Por Assuero gomes assuerogomes@terra.com.br Admiro as pessoas que têm capacidade de fazer o que eu não consigo.

Compor, tocar algum instrumento, cantar, dançar e interpretar.

Admiro quem consegue sobreviver em condições extremas e mesmo assim sorrir da vida e manter a fé, admiro, e como admiro!, as pessoas que conseguem sobreviver a uma tortura sem negar seus ideais, sem delatar, sem transigir, sem negociar, confesso que não sei se conseguiria.

Admiro os colegas que trabalham nas grandes emergências da rede pública de saúde de Pernambuco e quiçá de todo nosso injusto país.

Venho refletindo sobre isso há bastante tempo e premido pelas minhas limitações confesso que não tenho estrutura psicológica nem espiritual para suportar uma hora sequer nestes serviços, que se tornaram a ante-sala do inferno, e em alguns momentos o próprio inferno.Um médico decidir, em meio à dor, ao sofrimento, à carência de tudo, quem pode ser tratado, quem deve morrer e quem deve sobreviver é sobre-humano, ou melhor, totalmente desumano; para com os necessitados e para consigo mesmo. É a própria esquizofrenia feita em carne, ossos e sangue.

Creio que há uma ruptura entre a realidade suportável e a situação real.

Uma sublimação do sofrimento por outra situação de vazio.É evidente que este problema não é específico deste governo estadual. É uma situação crônica que vem se aprofundando, e já está no abismo, numa fenda social.

Esta fenda é reparada superficialmente de tempos em tempos com remendos temporários.

Reflete a escolha que o país fez em priorizar o capital em detrimento do trabalho, em priorizar o bem-estar das elites em vez da imensa maioria do povo, e por aí vai o descaminho, na educação, na segurança, no transporte e na saúde.

Há muito estamos no limiar de uma ruptura total e se já não houve uma revolta popular organizada, foi porque as forças sociais estão dissipadas e a grande massa dos jovens da periferia foi cooptada pelo narcotráfico, que organizou uma sociedade paralela.

Voltando à questão da saúde pública e mais especificamente aos médicos e médicas que trabalham no setor, creio que não restará outra saída a não ser a demissão voluntária, independente de orientação sindical, de movimento médico, de acordos, de mídia.

As margens estão estreitas demais, sufocantes até.

Não será a questão da remuneração que dirá a última palavra, mas a questão de consciência.

Aprofundar-se-á então a crise.

E será tão radical que então emergirá do abismo uma solução definitiva.
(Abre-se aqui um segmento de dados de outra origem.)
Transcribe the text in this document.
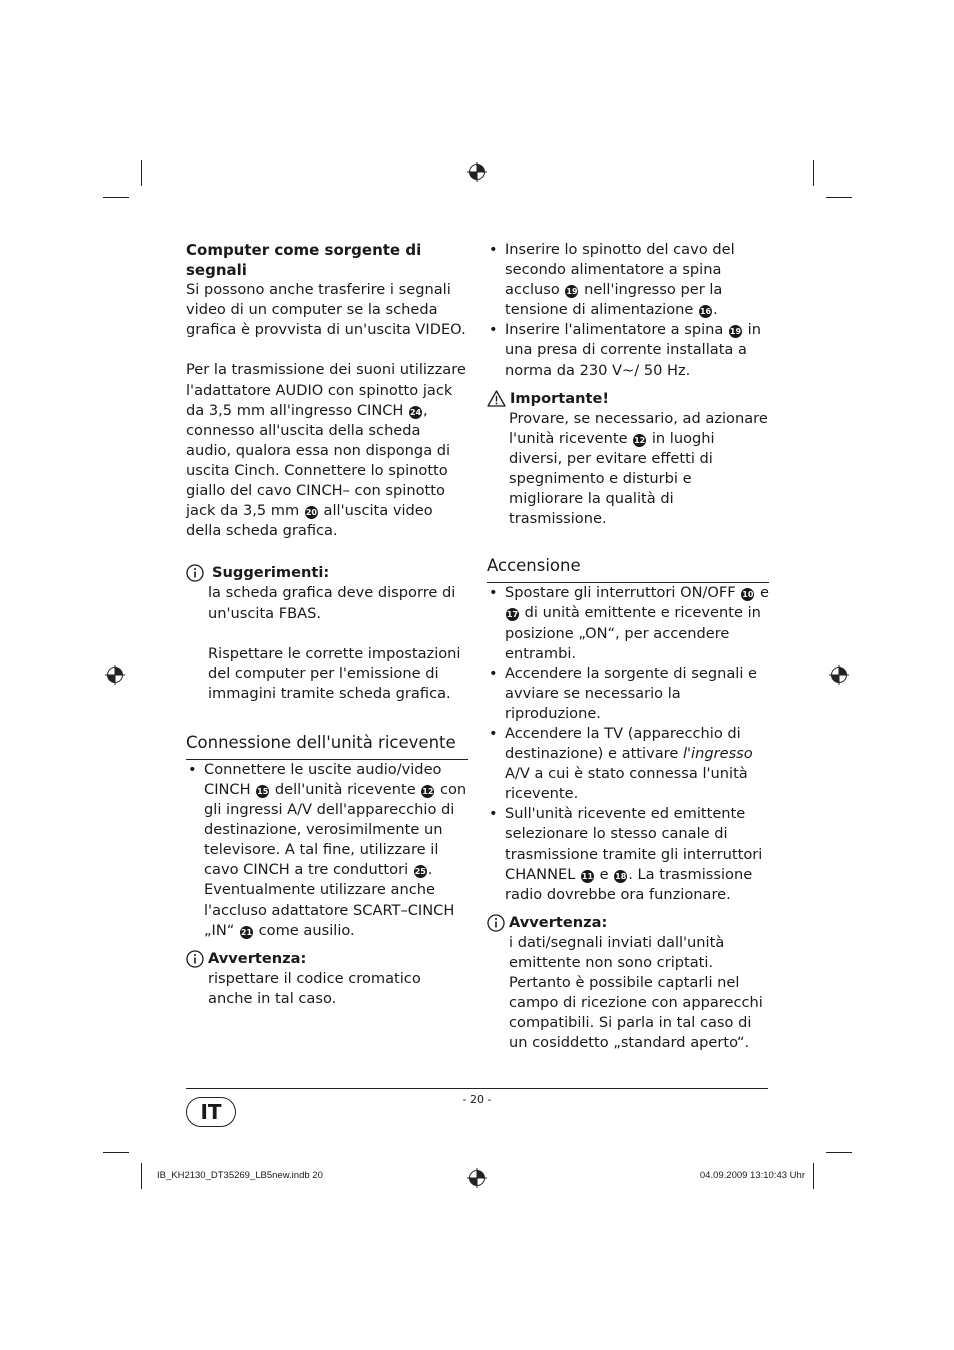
Computer come sorgente di segnali

Si possono anche trasferire i segnali video di un computer se la scheda grafica è provvista di un'uscita VIDEO.

Per la trasmissione dei suoni utilizzare l'adattatore AUDIO con spinotto jack da 3,5 mm all'ingresso CINCH 24 , connesso all'uscita della scheda audio, qualora essa non disponga di uscita Cinch. Connettere lo spinotto giallo del cavo CINCH– con spinotto jack da 3,5 mm 20 all'uscita video della scheda grafica.

Suggerimenti:

la scheda grafica deve disporre di un'uscita FBAS.

Rispettare le corrette impostazioni del computer per l'emissione di immagini tramite scheda grafica.

Connessione dell'unità ricevente

• Connettere le uscite audio/video CINCH 15 dell'unità ricevente 12 con gli ingressi A/V dell'apparecchio di destinazione, verosimilmente un televisore. A tal fine, utilizzare il cavo CINCH a tre conduttori 25 . Eventualmente utilizzare anche l'accluso adattatore SCART–CINCH „IN“ 21 come ausilio.
Avvertenza:

rispettare il codice cromatico anche in tal caso.

• Inserire lo spinotto del cavo del secondo alimentatore a spina accluso 19 nell'ingresso per la tensione di alimentazione 16 .
• Inserire l'alimentatore a spina 19 in una presa di corrente installata a norma da 230 V~/ 50 Hz.
Importante!

Provare, se necessario, ad azionare l'unità ricevente 12 in luoghi diversi, per evitare effetti di spegnimento e disturbi e migliorare la qualità di trasmissione.

Accensione

• Spostare gli interruttori ON/OFF 10 e 17 di unità emittente e ricevente in posizione „ON“, per accendere entrambi.
• Accendere la sorgente di segnali e avviare se necessario la riproduzione.
• Accendere la TV (apparecchio di destinazione) e attivare l'ingresso A/V a cui è stato connessa l'unità ricevente.
• Sull'unità ricevente ed emittente selezionare lo stesso canale di trasmissione tramite gli interruttori CHANNEL 11 e 18 . La trasmissione radio dovrebbe ora funzionare.
Avvertenza:

i dati/segnali inviati dall'unità emittente non sono criptati. Pertanto è possibile captarli nel campo di ricezione con apparecchi compatibili. Si parla in tal caso di un cosiddetto „standard aperto“.

- 20 -
IT
IB_KH2130_DT35269_LB5new.indb 20	04.09.2009 13:10:43 Uhr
Não há dentre todos os médicos que trabalham nas emergências um sequer que não tenha a capacidade de colocar um consultório por mais simples que seja e trabalhando dignamente, mesmo a preço popular, auferir um rendimento igual ou superior ao pago pelo serviço público; com uma qualidade de vida infinitamente superior à que tem, trabalhando numa destas emergências.

Quando os colegas pararem para refletir o que estão fazendo com suas próprias vidas, com as de suas famílias e com as vidas dos pacientes, certamente serão demissionários.

Sem medo, sem culpa.

O que aparentemente será cruel para com os necessitados, em um primeiro momento, será como um testemunho e sacrifício de onde brotará a vida, e vida mais plena e mais digna para estes mesmos necessitados, para os médicos e para seus familiares.

PS: Assuero Gomes é médico e diretor de Imprensa do Simepe (Sindicato dos Médicos de Pernambuco).